Economic View: Austerity Won’t Work if the Roof Is Leaking
I RECENTLY spent a week in Berlin, where the entire city seemed under construction. In every direction, cranes and other heavy equipment dominated the landscape. Although many projects are in the private sector, innumerable others — including bridge and highway repairs, new subway stations and other infrastructure work — are financed by taxpayers.
But wait. Hasn’t Germany been one of the most outspoken advocates of fiscal austerity after the financial crisis? Yes, and that’s not a contradiction. Fiscally responsible businesses routinely borrow to invest, and so, until recently, did most governments.
Lately, however, fears about growing public debt have caused wholesale cuts in American public investment. The Germans, of course, yield to no one in their distaste for indebtedness. But they also understand the distinction between consumption and investment. By borrowing, they’ve made investments whose future benefits will far outweigh repayment costs. There’s nothing foolhardy about that.
The German experience suggests how we might move past our own stalled debate about economic stimulus policy. In the aftermath of the economic crisis, the policy discussion began with economists in broad agreement that unemployment remained high because total spending was too low. Keynesian stimulus proponents argued that temporary tax cuts and additional government spending would bolster hiring. Austerity advocates countered that additional government spending would merely displace private spending and that we already had too much debt in any event. And the debate has languished there.
A preponderance of evidence suggests that Keynes was right. But as the German experience illustrates, progress is possible without settling that question. The Germans are investing in infrastructure not to provide short-term economic stimulus, but because those investments promise high returns. Yet their undeniable side effect has been to bolster employment substantially in the short run.
Not all German public investments have met expectations. Berlin’s new consolidated airport, for example, has suffered multiple delays and cost overruns, and parts of the city’s recently constructed central rail station are to have major repairs. But private investment projects suffer occasional setbacks, too, and no one argues that businesses should stop investing on that account.
The Germans didn’t become bogged down in debate over stimulus policy, and they didn’t explicitly portray their infrastructure push as stimulus. But that didn’t hamper their strategy’s remarkable effectiveness at putting people to work. The unemployment rate in Germany, at 5.3 percent and falling, is now substantially lower than in the United States, where it ticked up to 7.6 percent last month. (By contrast, in March 2007, before the financial crisis, the rate in Germany was 9.2 percent, about five percentage points higher than in the United States.)
A prudent investment is one whose future returns exceed its costs — including interest cost if the money is borrowed. Opportunities meeting that standard abound in the infrastructure domain. According to the American Society of Civil Engineers, the nation has a backlog of some $3.6 trillion in overdue infrastructure maintenance. No one in Congress seriously proposes that we just abandon our crumbling roads and bridges, and everyone agrees that the repair cost will grow sharply the longer we wait.

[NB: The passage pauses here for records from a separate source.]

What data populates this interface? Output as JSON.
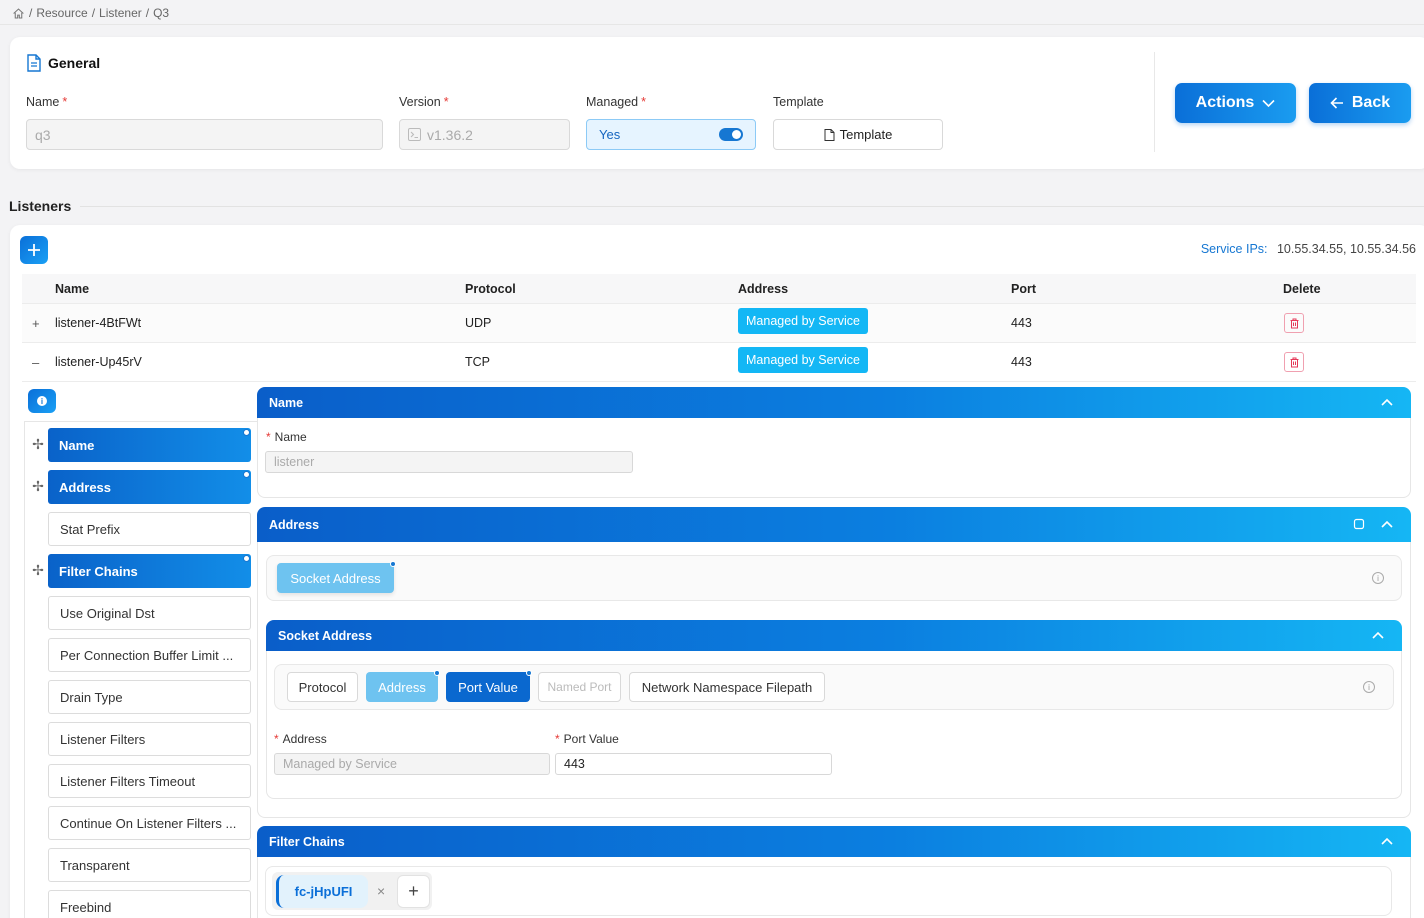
{
  "breadcrumb": {
    "items": [
      "Resource",
      "Listener",
      "Q3"
    ],
    "sep": "/"
  },
  "general": {
    "title": "General",
    "name_label": "Name",
    "name_value": "q3",
    "version_label": "Version",
    "version_value": "v1.36.2",
    "managed_label": "Managed",
    "managed_value": "Yes",
    "template_label": "Template",
    "template_button": "Template",
    "required_mark": "*"
  },
  "actions": {
    "actions_label": "Actions",
    "back_label": "Back"
  },
  "listeners": {
    "title": "Listeners",
    "service_ips_label": "Service IPs:",
    "service_ips_value": "10.55.34.55, 10.55.34.56",
    "columns": [
      "Name",
      "Protocol",
      "Address",
      "Port",
      "Delete"
    ],
    "rows": [
      {
        "toggle": "+",
        "name": "listener-4BtFWt",
        "protocol": "UDP",
        "address": "Managed by Service",
        "port": "443"
      },
      {
        "toggle": "–",
        "name": "listener-Up45rV",
        "protocol": "TCP",
        "address": "Managed by Service",
        "port": "443"
      }
    ]
  },
  "left_nav": {
    "items": [
      {
        "label": "Name",
        "active": true
      },
      {
        "label": "Address",
        "active": true
      },
      {
        "label": "Stat Prefix",
        "active": false
      },
      {
        "label": "Filter Chains",
        "active": true
      },
      {
        "label": "Use Original Dst",
        "active": false
      },
      {
        "label": "Per Connection Buffer Limit ...",
        "active": false
      },
      {
        "label": "Drain Type",
        "active": false
      },
      {
        "label": "Listener Filters",
        "active": false
      },
      {
        "label": "Listener Filters Timeout",
        "active": false
      },
      {
        "label": "Continue On Listener Filters ...",
        "active": false
      },
      {
        "label": "Transparent",
        "active": false
      },
      {
        "label": "Freebind",
        "active": false
      }
    ]
  },
  "name_panel": {
    "title": "Name",
    "field_label": "Name",
    "field_placeholder": "listener"
  },
  "address_panel": {
    "title": "Address",
    "chip": "Socket Address"
  },
  "socket_panel": {
    "title": "Socket Address",
    "chips": [
      "Protocol",
      "Address",
      "Port Value",
      "Named Port",
      "Network Namespace Filepath"
    ],
    "address_label": "Address",
    "address_value": "Managed by Service",
    "port_label": "Port Value",
    "port_value": "443"
  },
  "filter_panel": {
    "title": "Filter Chains",
    "chip": "fc-jHpUFI",
    "close": "×",
    "add": "+"
  },
  "colors": {
    "accent": "#0a6fd8",
    "cyan": "#13b7f5",
    "danger": "#e53935"
  }
}
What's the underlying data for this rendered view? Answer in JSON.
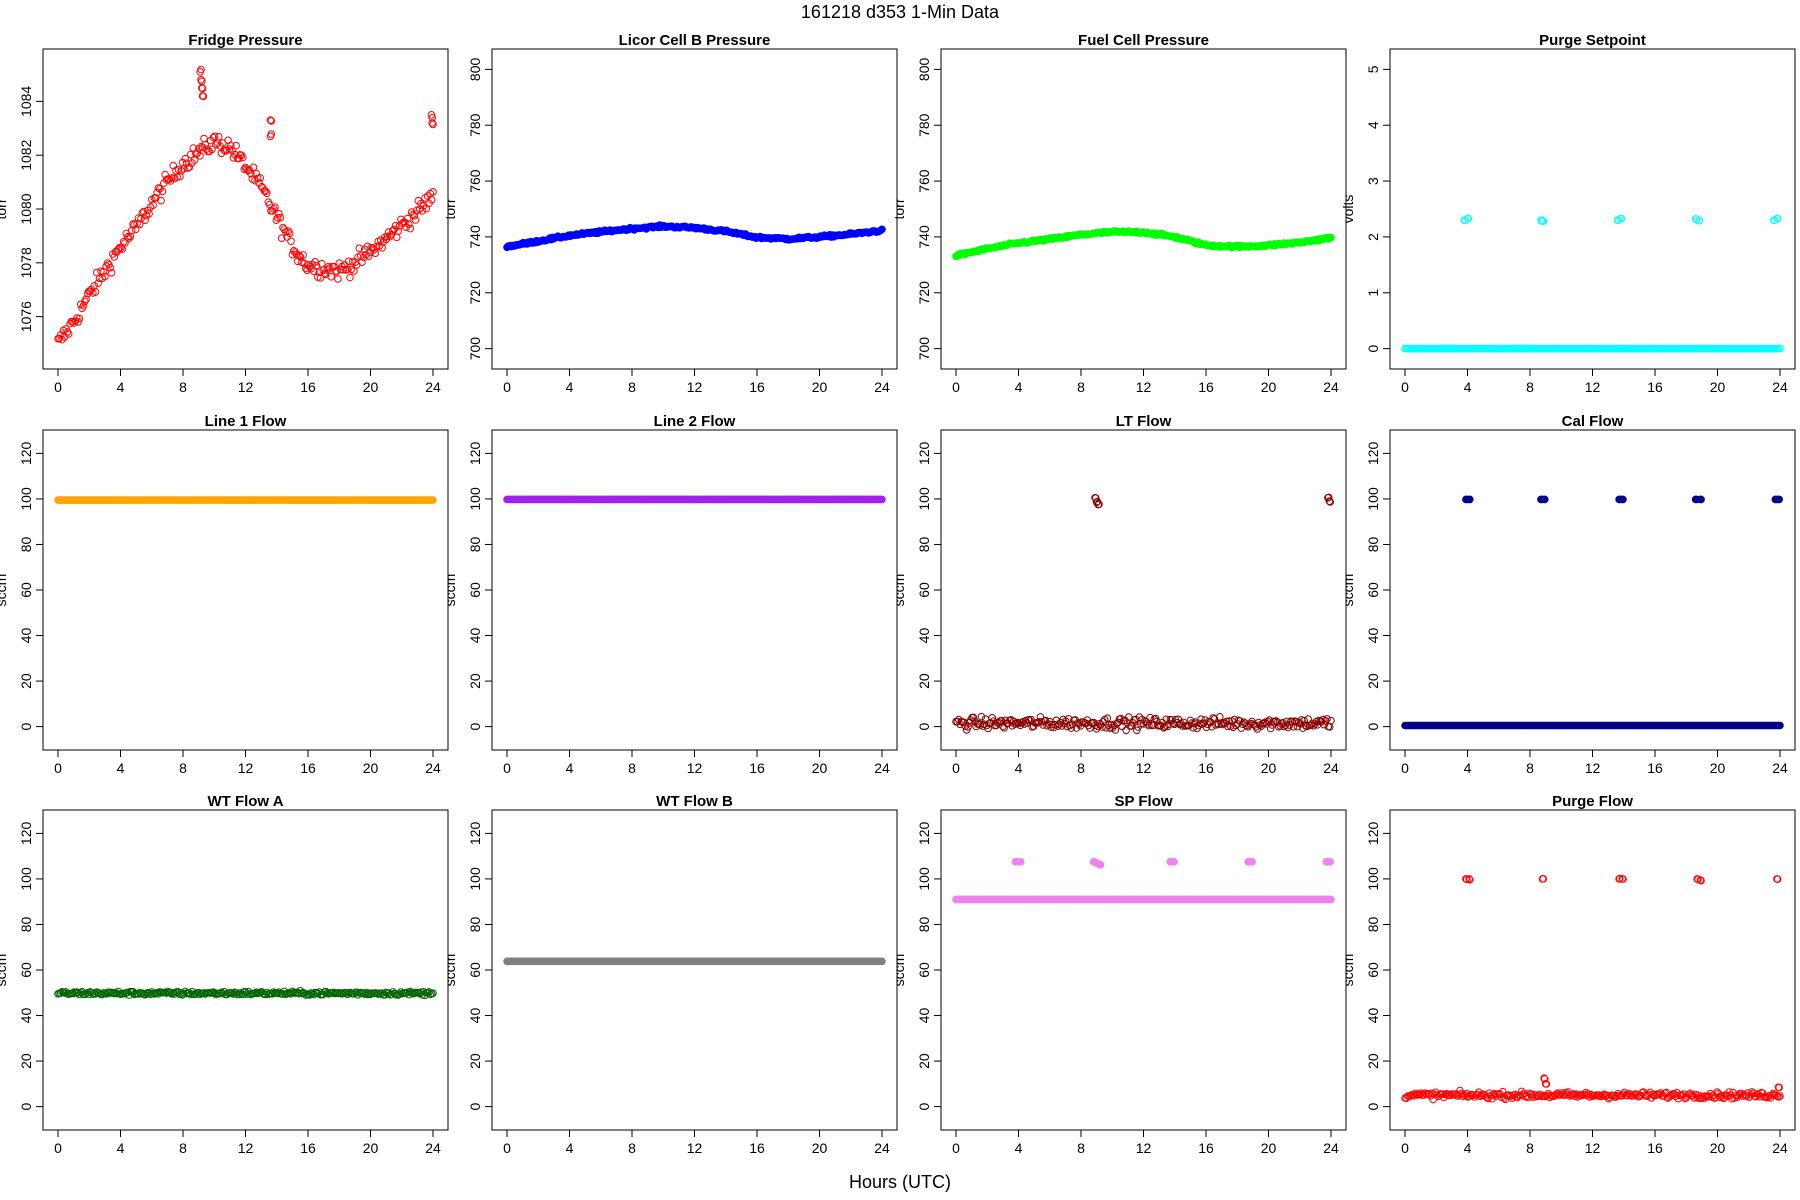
{
  "figure": {
    "title": "161218    d353    1-Min Data",
    "xlabel": "Hours (UTC)"
  },
  "chart_data": [
    {
      "type": "scatter",
      "title": "Fridge Pressure",
      "ylabel": "torr",
      "color": "#ff0000",
      "filled": false,
      "xlim": [
        0,
        24
      ],
      "ylim": [
        1074.5,
        1085.5
      ],
      "xticks": [
        0,
        4,
        8,
        12,
        16,
        20,
        24
      ],
      "yticks": [
        1076,
        1078,
        1080,
        1082,
        1084
      ],
      "x": [
        0,
        1,
        2,
        3,
        4,
        5,
        6,
        7,
        8,
        9,
        10,
        11,
        12,
        13,
        14,
        15,
        16,
        17,
        18,
        19,
        20,
        21,
        22,
        23,
        24
      ],
      "y": [
        1075.0,
        1075.8,
        1076.8,
        1077.7,
        1078.6,
        1079.3,
        1080.2,
        1081.0,
        1081.7,
        1082.1,
        1082.5,
        1082.3,
        1081.6,
        1080.8,
        1079.7,
        1078.6,
        1077.9,
        1077.8,
        1077.7,
        1078.0,
        1078.4,
        1078.9,
        1079.4,
        1079.9,
        1080.5
      ],
      "noise": 0.25,
      "extra_points": [
        {
          "x": 9.1,
          "y": 1085.1
        },
        {
          "x": 9.15,
          "y": 1084.8
        },
        {
          "x": 9.2,
          "y": 1084.5
        },
        {
          "x": 9.25,
          "y": 1084.2
        },
        {
          "x": 13.6,
          "y": 1083.3
        },
        {
          "x": 13.6,
          "y": 1082.7
        },
        {
          "x": 23.9,
          "y": 1083.5
        },
        {
          "x": 23.95,
          "y": 1083.2
        }
      ]
    },
    {
      "type": "scatter",
      "title": "Licor Cell B Pressure",
      "ylabel": "torr",
      "color": "#0000ff",
      "filled": true,
      "xlim": [
        0,
        24
      ],
      "ylim": [
        697,
        803
      ],
      "xticks": [
        0,
        4,
        8,
        12,
        16,
        20,
        24
      ],
      "yticks": [
        700,
        720,
        740,
        760,
        780,
        800
      ],
      "x": [
        0,
        2,
        4,
        6,
        8,
        10,
        12,
        14,
        16,
        18,
        20,
        22,
        24
      ],
      "y": [
        736.5,
        738.5,
        740.5,
        741.8,
        743.0,
        743.8,
        743.3,
        742.0,
        739.8,
        739.3,
        740.0,
        741.0,
        742.3
      ],
      "noise": 0.3,
      "extra_points": []
    },
    {
      "type": "scatter",
      "title": "Fuel Cell Pressure",
      "ylabel": "torr",
      "color": "#00ff00",
      "filled": true,
      "xlim": [
        0,
        24
      ],
      "ylim": [
        697,
        803
      ],
      "xticks": [
        0,
        4,
        8,
        12,
        16,
        20,
        24
      ],
      "yticks": [
        700,
        720,
        740,
        760,
        780,
        800
      ],
      "x": [
        0,
        2,
        4,
        6,
        8,
        10,
        12,
        14,
        16,
        18,
        20,
        22,
        24
      ],
      "y": [
        733.3,
        735.8,
        737.8,
        739.2,
        740.8,
        741.8,
        741.7,
        740.0,
        737.0,
        736.5,
        737.0,
        738.0,
        739.7
      ],
      "noise": 0.3,
      "extra_points": []
    },
    {
      "type": "scatter",
      "title": "Purge Setpoint",
      "ylabel": "volts",
      "color": "#00ffff",
      "filled": false,
      "xlim": [
        0,
        24
      ],
      "ylim": [
        -0.15,
        5.15
      ],
      "xticks": [
        0,
        4,
        8,
        12,
        16,
        20,
        24
      ],
      "yticks": [
        0,
        1,
        2,
        3,
        4,
        5
      ],
      "x": [
        0,
        24
      ],
      "y": [
        0,
        0
      ],
      "noise": 0.0,
      "extra_points": [
        {
          "x": 3.8,
          "y": 2.3
        },
        {
          "x": 4.0,
          "y": 2.33
        },
        {
          "x": 8.7,
          "y": 2.3
        },
        {
          "x": 8.8,
          "y": 2.28
        },
        {
          "x": 13.6,
          "y": 2.3
        },
        {
          "x": 13.8,
          "y": 2.33
        },
        {
          "x": 18.6,
          "y": 2.32
        },
        {
          "x": 18.8,
          "y": 2.29
        },
        {
          "x": 23.6,
          "y": 2.3
        },
        {
          "x": 23.8,
          "y": 2.33
        }
      ]
    },
    {
      "type": "scatter",
      "title": "Line 1 Flow",
      "ylabel": "sccm",
      "color": "#ffa500",
      "filled": true,
      "xlim": [
        0,
        24
      ],
      "ylim": [
        -5,
        125
      ],
      "xticks": [
        0,
        4,
        8,
        12,
        16,
        20,
        24
      ],
      "yticks": [
        0,
        20,
        40,
        60,
        80,
        100,
        120
      ],
      "x": [
        0,
        24
      ],
      "y": [
        99.5,
        99.5
      ],
      "noise": 0.0,
      "extra_points": []
    },
    {
      "type": "scatter",
      "title": "Line 2 Flow",
      "ylabel": "sccm",
      "color": "#a020f0",
      "filled": true,
      "xlim": [
        0,
        24
      ],
      "ylim": [
        -5,
        125
      ],
      "xticks": [
        0,
        4,
        8,
        12,
        16,
        20,
        24
      ],
      "yticks": [
        0,
        20,
        40,
        60,
        80,
        100,
        120
      ],
      "x": [
        0,
        24
      ],
      "y": [
        99.8,
        99.8
      ],
      "noise": 0.0,
      "extra_points": []
    },
    {
      "type": "scatter",
      "title": "LT Flow",
      "ylabel": "sccm",
      "color": "#8b0000",
      "filled": false,
      "xlim": [
        0,
        24
      ],
      "ylim": [
        -5,
        125
      ],
      "xticks": [
        0,
        4,
        8,
        12,
        16,
        20,
        24
      ],
      "yticks": [
        0,
        20,
        40,
        60,
        80,
        100,
        120
      ],
      "x": [
        0,
        24
      ],
      "y": [
        1.5,
        1.5
      ],
      "noise": 1.8,
      "extra_points": [
        {
          "x": 8.9,
          "y": 100.5
        },
        {
          "x": 9.0,
          "y": 98.5
        },
        {
          "x": 9.1,
          "y": 97.5
        },
        {
          "x": 23.8,
          "y": 100.5
        },
        {
          "x": 23.9,
          "y": 99.0
        }
      ]
    },
    {
      "type": "scatter",
      "title": "Cal Flow",
      "ylabel": "sccm",
      "color": "#00008b",
      "filled": true,
      "xlim": [
        0,
        24
      ],
      "ylim": [
        -5,
        125
      ],
      "xticks": [
        0,
        4,
        8,
        12,
        16,
        20,
        24
      ],
      "yticks": [
        0,
        20,
        40,
        60,
        80,
        100,
        120
      ],
      "x": [
        0,
        24
      ],
      "y": [
        0.5,
        0.5
      ],
      "noise": 0.0,
      "extra_points": [
        {
          "x": 3.9,
          "y": 99.8
        },
        {
          "x": 4.1,
          "y": 99.8
        },
        {
          "x": 8.7,
          "y": 99.8
        },
        {
          "x": 8.9,
          "y": 99.8
        },
        {
          "x": 13.7,
          "y": 99.8
        },
        {
          "x": 13.9,
          "y": 99.8
        },
        {
          "x": 18.6,
          "y": 99.8
        },
        {
          "x": 18.9,
          "y": 99.8
        },
        {
          "x": 23.7,
          "y": 99.8
        },
        {
          "x": 23.9,
          "y": 99.8
        }
      ]
    },
    {
      "type": "scatter",
      "title": "WT Flow A",
      "ylabel": "sccm",
      "color": "#006400",
      "filled": false,
      "xlim": [
        0,
        24
      ],
      "ylim": [
        -5,
        125
      ],
      "xticks": [
        0,
        4,
        8,
        12,
        16,
        20,
        24
      ],
      "yticks": [
        0,
        20,
        40,
        60,
        80,
        100,
        120
      ],
      "x": [
        0,
        24
      ],
      "y": [
        49.8,
        49.8
      ],
      "noise": 0.6,
      "extra_points": []
    },
    {
      "type": "scatter",
      "title": "WT Flow B",
      "ylabel": "sccm",
      "color": "#808080",
      "filled": true,
      "xlim": [
        0,
        24
      ],
      "ylim": [
        -5,
        125
      ],
      "xticks": [
        0,
        4,
        8,
        12,
        16,
        20,
        24
      ],
      "yticks": [
        0,
        20,
        40,
        60,
        80,
        100,
        120
      ],
      "x": [
        0,
        24
      ],
      "y": [
        63.8,
        63.8
      ],
      "noise": 0.0,
      "extra_points": []
    },
    {
      "type": "scatter",
      "title": "SP Flow",
      "ylabel": "sccm",
      "color": "#ee82ee",
      "filled": true,
      "xlim": [
        0,
        24
      ],
      "ylim": [
        -5,
        125
      ],
      "xticks": [
        0,
        4,
        8,
        12,
        16,
        20,
        24
      ],
      "yticks": [
        0,
        20,
        40,
        60,
        80,
        100,
        120
      ],
      "x": [
        0,
        24
      ],
      "y": [
        91.0,
        91.0
      ],
      "noise": 0.0,
      "extra_points": [
        {
          "x": 3.8,
          "y": 107.5
        },
        {
          "x": 4.1,
          "y": 107.5
        },
        {
          "x": 8.8,
          "y": 107.5
        },
        {
          "x": 9.0,
          "y": 107.0
        },
        {
          "x": 9.2,
          "y": 106.2
        },
        {
          "x": 13.7,
          "y": 107.5
        },
        {
          "x": 13.9,
          "y": 107.5
        },
        {
          "x": 18.7,
          "y": 107.5
        },
        {
          "x": 18.9,
          "y": 107.5
        },
        {
          "x": 23.7,
          "y": 107.5
        },
        {
          "x": 23.9,
          "y": 107.5
        }
      ]
    },
    {
      "type": "scatter",
      "title": "Purge Flow",
      "ylabel": "sccm",
      "color": "#ff0000",
      "filled": false,
      "xlim": [
        0,
        24
      ],
      "ylim": [
        -5,
        125
      ],
      "xticks": [
        0,
        4,
        8,
        12,
        16,
        20,
        24
      ],
      "yticks": [
        0,
        20,
        40,
        60,
        80,
        100,
        120
      ],
      "x": [
        0,
        24
      ],
      "y": [
        5.0,
        5.0
      ],
      "noise": 1.0,
      "extra_points": [
        {
          "x": 3.9,
          "y": 100.0
        },
        {
          "x": 4.1,
          "y": 100.0
        },
        {
          "x": 8.8,
          "y": 100.0
        },
        {
          "x": 8.9,
          "y": 12.5
        },
        {
          "x": 9.0,
          "y": 10.0
        },
        {
          "x": 13.7,
          "y": 100.0
        },
        {
          "x": 13.9,
          "y": 100.0
        },
        {
          "x": 18.7,
          "y": 100.0
        },
        {
          "x": 18.9,
          "y": 99.5
        },
        {
          "x": 23.8,
          "y": 100.0
        },
        {
          "x": 23.9,
          "y": 8.5
        }
      ]
    }
  ]
}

The case for accelerated infrastructure investment becomes more compelling with our economy still in the doldrums. That’s because many of the needed workers and machines are now idle. If we wait, we’ll need to bid them away from other tasks. Also because of the sluggish economy, the materials required for the work are now relatively cheap. If we wait, they will become more expensive. And long-term interest rates for the money to pay for the work continue to hover near record lows. They, too, will be higher if we wait.
Austerity advocates object that more deficit spending now will burden our grandchildren with crushing debt. That might be true if the proposal were to build bigger houses and stage more lavish parties with borrowed money — as Americans, in fact, were doing in the first half of the last decade. But the objection makes no sense when applied to long-overdue infrastructure repairs. A failure to undertake that spending will gratuitously burden our grandchildren.
In 2009, austerity proponents argued against stimulus, predicting that the economy would recover quickly and spontaneously. It didn’t. Later, they said we tried stimulus and it didn’t work. But in the face of a projected $2 trillion shortfall in the spending needed for full employment, Congress enacted a stimulus bill totaling only $787 billion, spread over three years. And much of that injection was offset by cuts in state and local government spending.
Now austerity backers urge — preposterously — that infrastructure repairs be postponed until government budgets are in balance. But would they also tell an indebted family to postpone fixing a leaky roof until it paid off all its debts? Not only would the repair grow more costly with the delay, but the water damage would mount in the interim. Families should pay off debts, yes, but not in ways that actually increase their indebtedness in the longer term. The logic is the same for infrastructure.
Austerity advocates, who have been wrong at virtually every turn, are unlikely to change their minds about stimulus policy. But with continued slow growth in the outlook, it’s time to reframe the debate. Our best available option, by far, is to rebuild our tattered infrastructure at fire-sale prices. If the austerity crowd disagrees, it should explain why in plain English.
Robert H. Frank is an economics professor at the Johnson Graduate School of Management at Cornell University.